"Yes; but I didn't give it away to the foreman. Their scheme is to make as much of a round-up as they can while it's light enough to see. There'll be a small piece of a moon, and that'll do for the drive down the canyon. Oh, I'll bet you they've got it all figured out to a dot. Carson's plenty smooth when it comes to plannin' any devilment."

Ballard turned back to the telegraph key and rattled it impatiently. Time was growing precious; was already temerariously short for carrying out the programme he had hastily determined upon in the few minutes of brown study.

"That you, Loudon?" he clicked, when, after interminable tappings, the breaking answer came; and upon the heels of the snipped-out affirmative he cut in masterfully.

"Ask no questions, but do as I say, quick. You said colonel had machine-gun at his mine: Rally gang stone-buckies, rush that gun, and capture it. Can you do it?"
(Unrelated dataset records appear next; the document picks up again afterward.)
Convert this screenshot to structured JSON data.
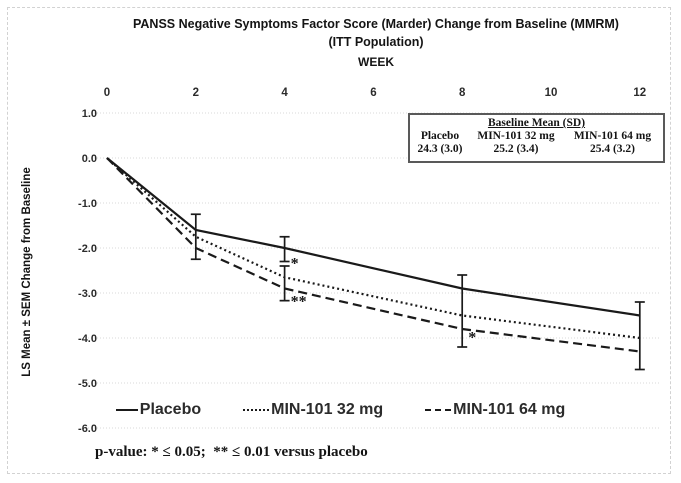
{
  "chart_data": {
    "type": "line",
    "title": "PANSS Negative Symptoms Factor Score (Marder) Change from Baseline (MMRM)",
    "subtitle": "(ITT Population)",
    "xlabel": "WEEK",
    "ylabel": "LS Mean ± SEM Change from Baseline",
    "grid": true,
    "legend_position": "bottom",
    "line_color": "#1a1a1a",
    "gridline_color": "#d9d9d9",
    "x_axis": {
      "position": "top",
      "range": [
        0,
        12
      ],
      "ticks": [
        0,
        2,
        4,
        6,
        8,
        10,
        12
      ],
      "tick_labels": [
        "0",
        "2",
        "4",
        "6",
        "8",
        "10",
        "12"
      ]
    },
    "y_axis": {
      "range": [
        -6.0,
        1.0
      ],
      "ticks": [
        1,
        0,
        -1,
        -2,
        -3,
        -4,
        -5,
        -6
      ],
      "tick_labels": [
        "1.0",
        "0.0",
        "-1.0",
        "-2.0",
        "-3.0",
        "-4.0",
        "-5.0",
        "-6.0"
      ]
    },
    "x": [
      0,
      2,
      4,
      8,
      12
    ],
    "series": [
      {
        "name": "Placebo",
        "line_style": "solid",
        "values": [
          0.0,
          -1.6,
          -2.0,
          -2.9,
          -3.5
        ]
      },
      {
        "name": "MIN-101 32 mg",
        "line_style": "dotted",
        "values": [
          0.0,
          -1.75,
          -2.65,
          -3.5,
          -4.0
        ]
      },
      {
        "name": "MIN-101 64 mg",
        "line_style": "dashed",
        "values": [
          0.0,
          -2.0,
          -2.9,
          -3.8,
          -4.3
        ]
      }
    ],
    "error_bars": [
      {
        "week": 2,
        "high": -1.25,
        "low": -2.25
      },
      {
        "week": 4,
        "high": -1.75,
        "low": -2.3
      },
      {
        "week": 4,
        "high": -2.4,
        "low": -3.17
      },
      {
        "week": 8,
        "high": -2.6,
        "low": -4.2
      },
      {
        "week": 12,
        "high": -3.2,
        "low": -4.7
      }
    ],
    "annotations": [
      {
        "week": 4,
        "value": -2.45,
        "text": "*"
      },
      {
        "week": 4,
        "value": -3.3,
        "text": "**"
      },
      {
        "week": 8,
        "value": -4.1,
        "text": "*"
      }
    ],
    "inset_table": {
      "title": "Baseline Mean (SD)",
      "columns": [
        "Placebo",
        "MIN-101 32 mg",
        "MIN-101 64 mg"
      ],
      "values": [
        "24.3 (3.0)",
        "25.2 (3.4)",
        "25.4 (3.2)"
      ]
    },
    "footnote": "p-value: * ≤ 0.05;  ** ≤ 0.01 versus placebo"
  }
}
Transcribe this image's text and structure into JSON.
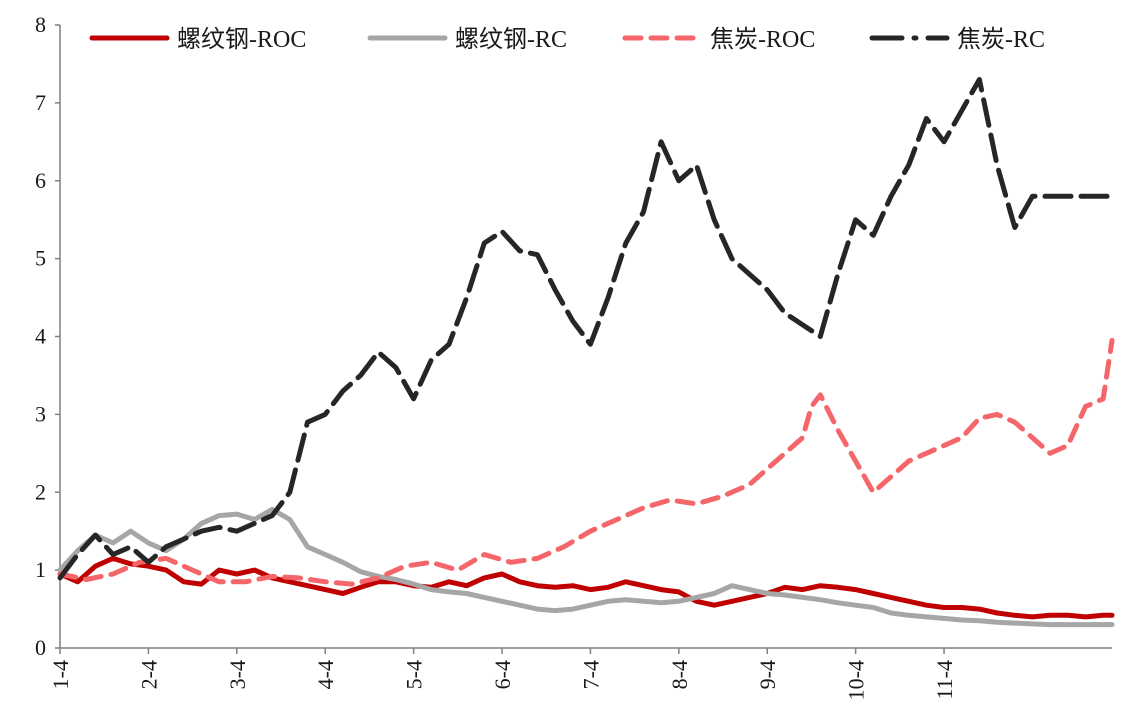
{
  "chart_data": {
    "type": "line",
    "title": "",
    "xlabel": "",
    "ylabel": "",
    "ylim": [
      0,
      8
    ],
    "yticks": [
      "0",
      "1",
      "2",
      "3",
      "4",
      "5",
      "6",
      "7",
      "8"
    ],
    "xticks": [
      "1-4",
      "2-4",
      "3-4",
      "4-4",
      "5-4",
      "6-4",
      "7-4",
      "8-4",
      "9-4",
      "10-4",
      "11-4"
    ],
    "grid": false,
    "legend_position": "top",
    "x_range": [
      0,
      11.9
    ],
    "series": [
      {
        "name": "螺纹钢-ROC",
        "color": "#c00000",
        "style": "solid",
        "x": [
          0,
          0.2,
          0.4,
          0.6,
          0.8,
          1.0,
          1.2,
          1.4,
          1.6,
          1.8,
          2.0,
          2.2,
          2.4,
          2.6,
          2.8,
          3.0,
          3.2,
          3.4,
          3.6,
          3.8,
          4.0,
          4.2,
          4.4,
          4.6,
          4.8,
          5.0,
          5.2,
          5.4,
          5.6,
          5.8,
          6.0,
          6.2,
          6.4,
          6.6,
          6.8,
          7.0,
          7.2,
          7.4,
          7.6,
          7.8,
          8.0,
          8.2,
          8.4,
          8.6,
          8.8,
          9.0,
          9.2,
          9.4,
          9.6,
          9.8,
          10.0,
          10.2,
          10.4,
          10.6,
          10.8,
          11.0,
          11.2,
          11.4,
          11.6,
          11.8,
          11.9
        ],
        "values": [
          0.95,
          0.85,
          1.05,
          1.15,
          1.08,
          1.05,
          1.0,
          0.85,
          0.82,
          1.0,
          0.95,
          1.0,
          0.9,
          0.85,
          0.8,
          0.75,
          0.7,
          0.78,
          0.85,
          0.85,
          0.8,
          0.78,
          0.85,
          0.8,
          0.9,
          0.95,
          0.85,
          0.8,
          0.78,
          0.8,
          0.75,
          0.78,
          0.85,
          0.8,
          0.75,
          0.72,
          0.6,
          0.55,
          0.6,
          0.65,
          0.7,
          0.78,
          0.75,
          0.8,
          0.78,
          0.75,
          0.7,
          0.65,
          0.6,
          0.55,
          0.52,
          0.52,
          0.5,
          0.45,
          0.42,
          0.4,
          0.42,
          0.42,
          0.4,
          0.42,
          0.42
        ]
      },
      {
        "name": "螺纹钢-RC",
        "color": "#a6a6a6",
        "style": "solid",
        "x": [
          0,
          0.2,
          0.4,
          0.6,
          0.8,
          1.0,
          1.2,
          1.4,
          1.6,
          1.8,
          2.0,
          2.2,
          2.4,
          2.6,
          2.8,
          3.0,
          3.2,
          3.4,
          3.6,
          3.8,
          4.0,
          4.2,
          4.4,
          4.6,
          4.8,
          5.0,
          5.2,
          5.4,
          5.6,
          5.8,
          6.0,
          6.2,
          6.4,
          6.6,
          6.8,
          7.0,
          7.2,
          7.4,
          7.6,
          7.8,
          8.0,
          8.2,
          8.4,
          8.6,
          8.8,
          9.0,
          9.2,
          9.4,
          9.6,
          9.8,
          10.0,
          10.2,
          10.4,
          10.6,
          10.8,
          11.0,
          11.2,
          11.4,
          11.6,
          11.8,
          11.9
        ],
        "values": [
          1.0,
          1.25,
          1.45,
          1.35,
          1.5,
          1.35,
          1.25,
          1.4,
          1.6,
          1.7,
          1.72,
          1.65,
          1.78,
          1.65,
          1.3,
          1.2,
          1.1,
          0.98,
          0.92,
          0.88,
          0.82,
          0.75,
          0.72,
          0.7,
          0.65,
          0.6,
          0.55,
          0.5,
          0.48,
          0.5,
          0.55,
          0.6,
          0.62,
          0.6,
          0.58,
          0.6,
          0.65,
          0.7,
          0.8,
          0.75,
          0.7,
          0.68,
          0.65,
          0.62,
          0.58,
          0.55,
          0.52,
          0.45,
          0.42,
          0.4,
          0.38,
          0.36,
          0.35,
          0.33,
          0.32,
          0.31,
          0.3,
          0.3,
          0.3,
          0.3,
          0.3
        ]
      },
      {
        "name": "焦炭-ROC",
        "color": "#f4666a",
        "style": "dashed",
        "x": [
          0,
          0.3,
          0.6,
          0.9,
          1.2,
          1.5,
          1.8,
          2.1,
          2.4,
          2.7,
          3.0,
          3.3,
          3.6,
          3.9,
          4.2,
          4.5,
          4.8,
          5.1,
          5.4,
          5.7,
          6.0,
          6.3,
          6.6,
          6.9,
          7.2,
          7.5,
          7.8,
          8.0,
          8.2,
          8.4,
          8.5,
          8.6,
          8.8,
          9.0,
          9.2,
          9.4,
          9.6,
          9.8,
          10.0,
          10.2,
          10.4,
          10.6,
          10.8,
          11.0,
          11.2,
          11.4,
          11.6,
          11.8,
          11.9
        ],
        "values": [
          0.95,
          0.88,
          0.95,
          1.1,
          1.15,
          1.0,
          0.85,
          0.85,
          0.92,
          0.9,
          0.85,
          0.82,
          0.9,
          1.05,
          1.1,
          1.0,
          1.2,
          1.1,
          1.15,
          1.3,
          1.5,
          1.65,
          1.8,
          1.9,
          1.85,
          1.95,
          2.1,
          2.3,
          2.5,
          2.7,
          3.1,
          3.25,
          2.8,
          2.4,
          2.0,
          2.2,
          2.4,
          2.5,
          2.6,
          2.7,
          2.95,
          3.0,
          2.9,
          2.7,
          2.5,
          2.6,
          3.1,
          3.2,
          3.95
        ]
      },
      {
        "name": "焦炭-RC",
        "color": "#262626",
        "style": "dashed",
        "x": [
          0,
          0.2,
          0.4,
          0.6,
          0.8,
          1.0,
          1.2,
          1.4,
          1.6,
          1.8,
          2.0,
          2.2,
          2.4,
          2.6,
          2.8,
          3.0,
          3.2,
          3.4,
          3.6,
          3.8,
          4.0,
          4.2,
          4.4,
          4.6,
          4.8,
          5.0,
          5.2,
          5.4,
          5.6,
          5.8,
          6.0,
          6.2,
          6.4,
          6.6,
          6.8,
          7.0,
          7.2,
          7.4,
          7.6,
          7.8,
          8.0,
          8.2,
          8.4,
          8.6,
          8.8,
          9.0,
          9.2,
          9.4,
          9.6,
          9.8,
          10.0,
          10.2,
          10.4,
          10.6,
          10.8,
          11.0,
          11.2,
          11.4,
          11.6,
          11.8,
          11.9
        ],
        "values": [
          0.9,
          1.2,
          1.45,
          1.2,
          1.3,
          1.1,
          1.3,
          1.4,
          1.5,
          1.55,
          1.5,
          1.6,
          1.7,
          2.0,
          2.9,
          3.0,
          3.3,
          3.5,
          3.8,
          3.6,
          3.2,
          3.7,
          3.9,
          4.5,
          5.2,
          5.35,
          5.1,
          5.05,
          4.6,
          4.2,
          3.9,
          4.5,
          5.2,
          5.6,
          6.5,
          6.0,
          6.2,
          5.5,
          5.0,
          4.8,
          4.6,
          4.3,
          4.15,
          4.0,
          4.8,
          5.5,
          5.3,
          5.8,
          6.2,
          6.8,
          6.5,
          6.9,
          7.3,
          6.2,
          5.4,
          5.8,
          5.8,
          5.8,
          5.8,
          5.8,
          5.8
        ]
      }
    ]
  }
}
"Yes," was the prompt reply, "if you don't mind good big bill funeral expenses, followed by labour riot."

"We've got to have gun."

"The colonel would lend it if—hold wire minute, Miss Elsa just crossing bridge in runabout. I'll ask her."
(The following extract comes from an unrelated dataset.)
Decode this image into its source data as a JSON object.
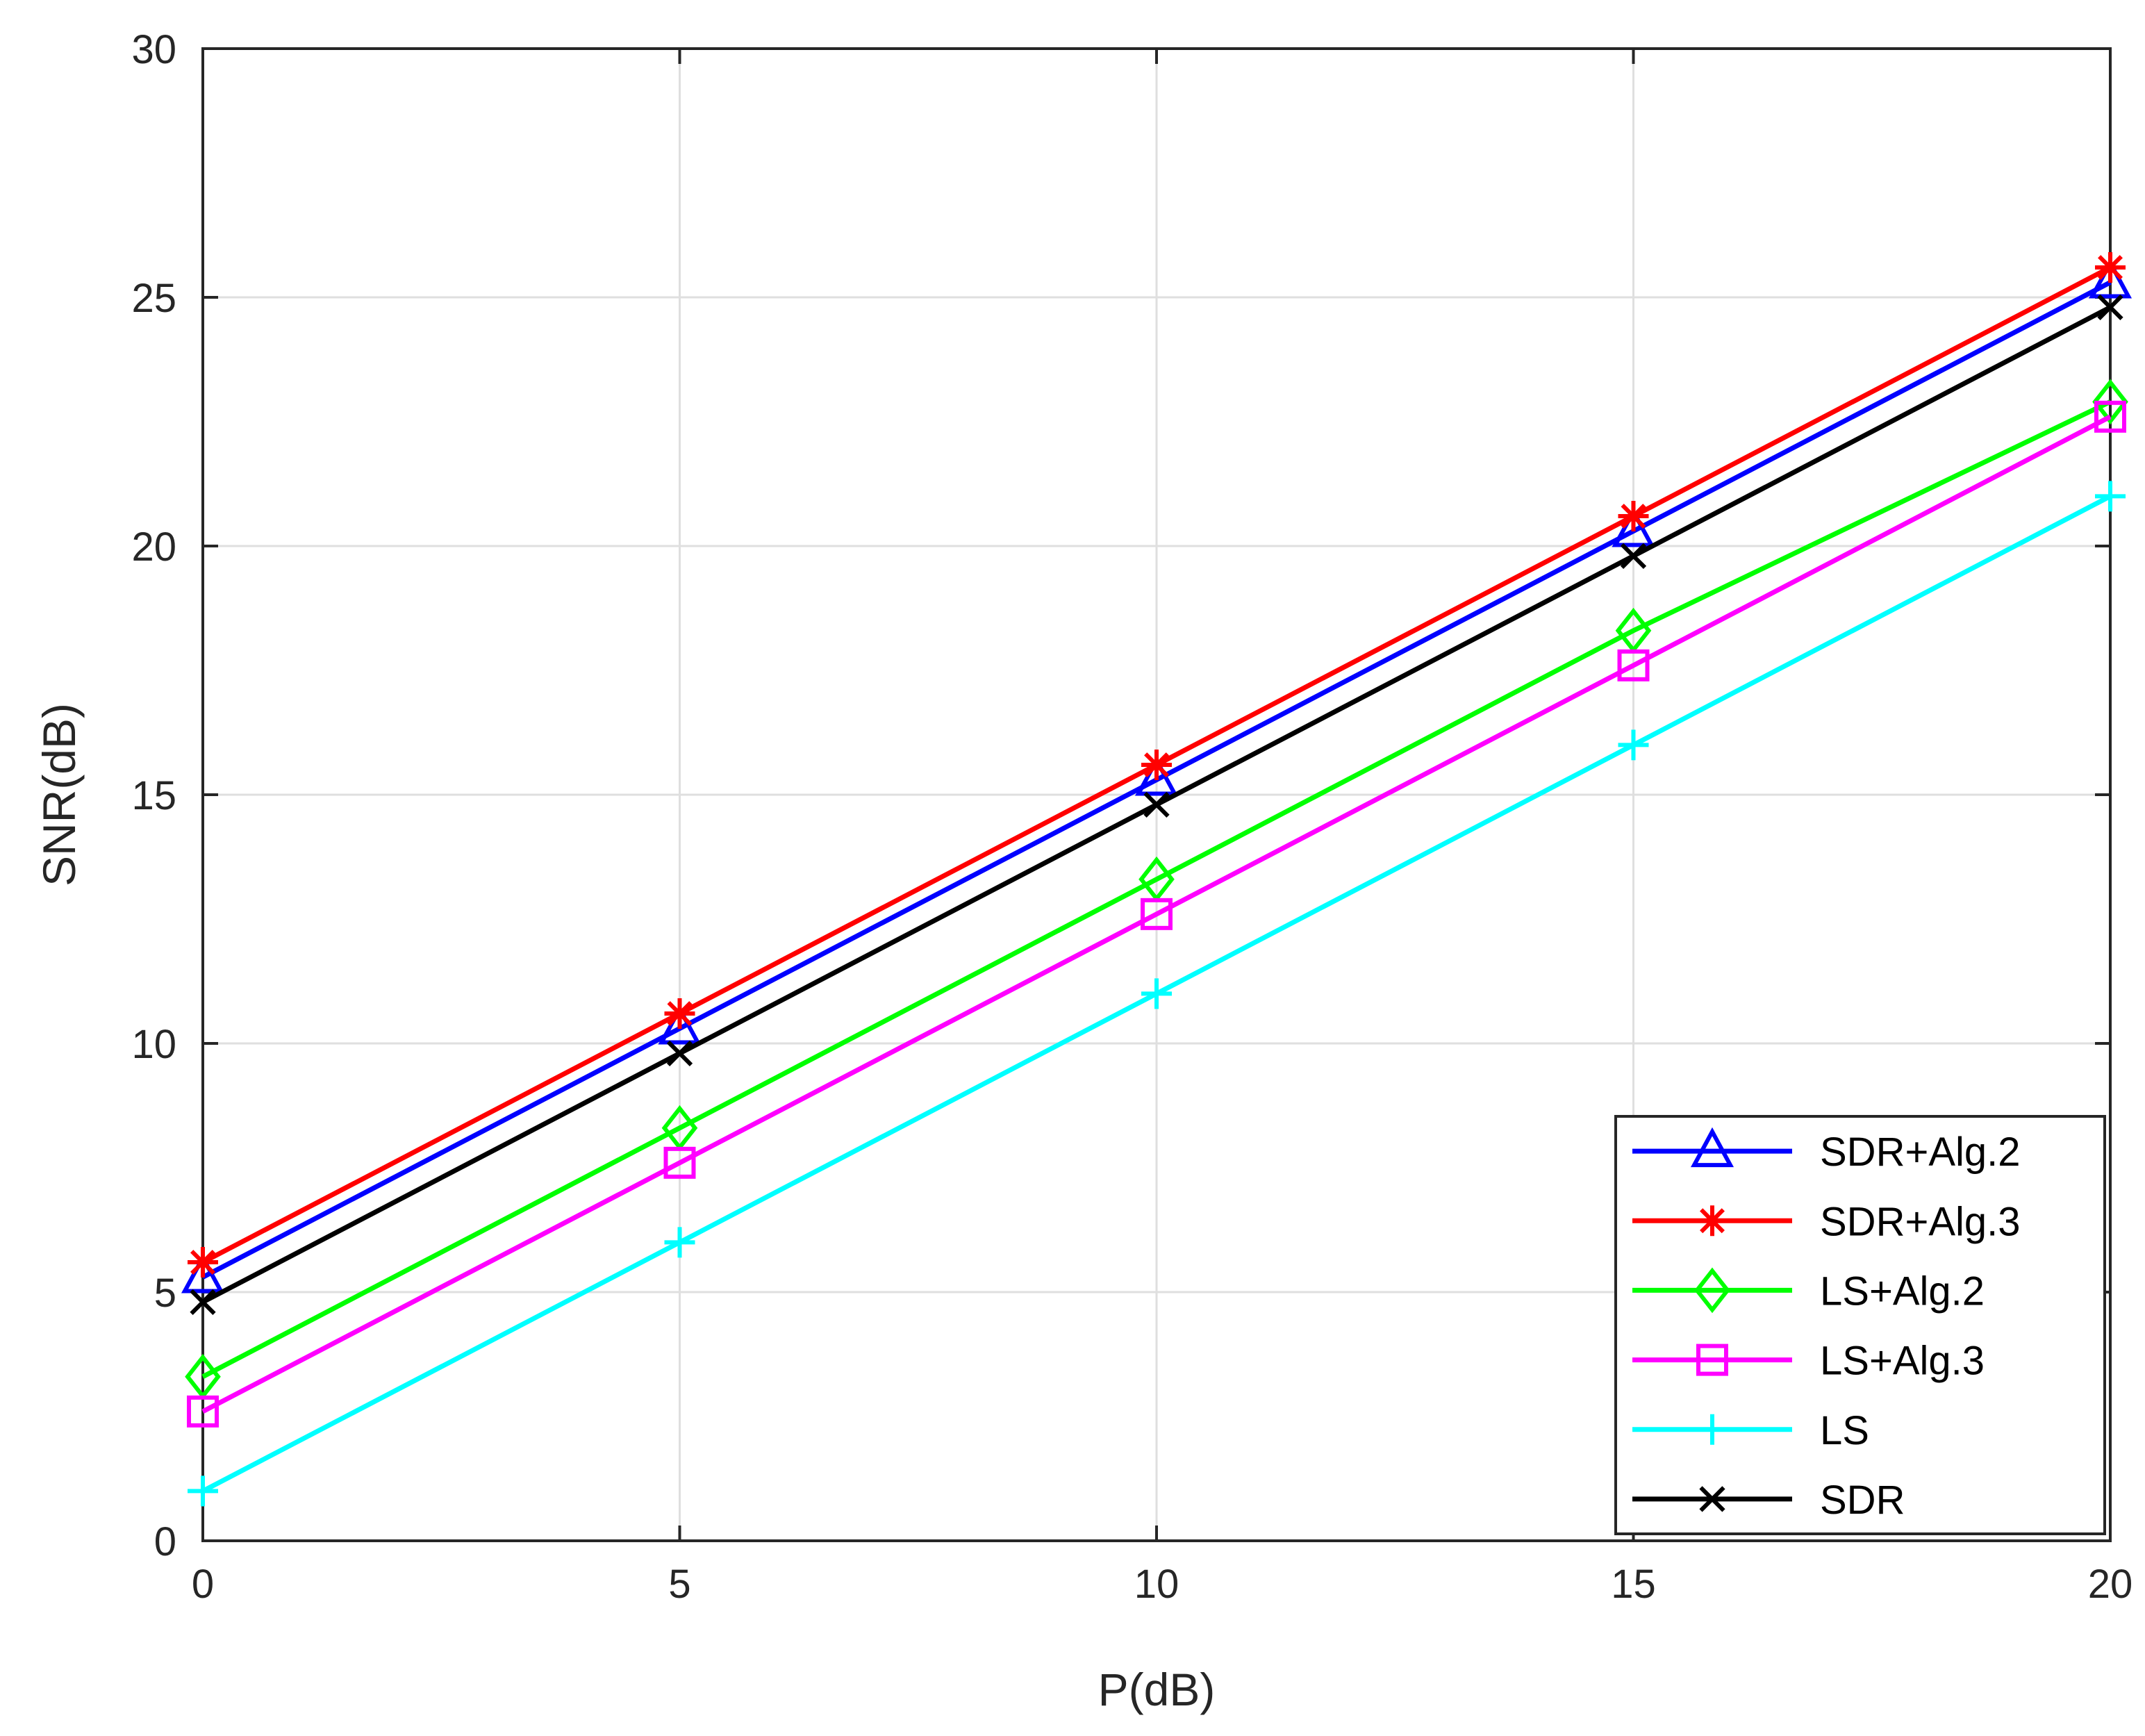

Ballard's sigh of relief was almost a groan, and he waited with good hope. Elsa would know why he wanted the Maxim, and if the thing could be done without an express order from her father to the Mexican mine guards, she would do it. After what seemed to the engineer like the longest fifteen minutes he had ever endured, the tapping began again.

"Gun here," from Bromley. "What shall I do with it?"

The answer went back shot-like: "Load on engine and get it down to end of branch nearest this camp quick."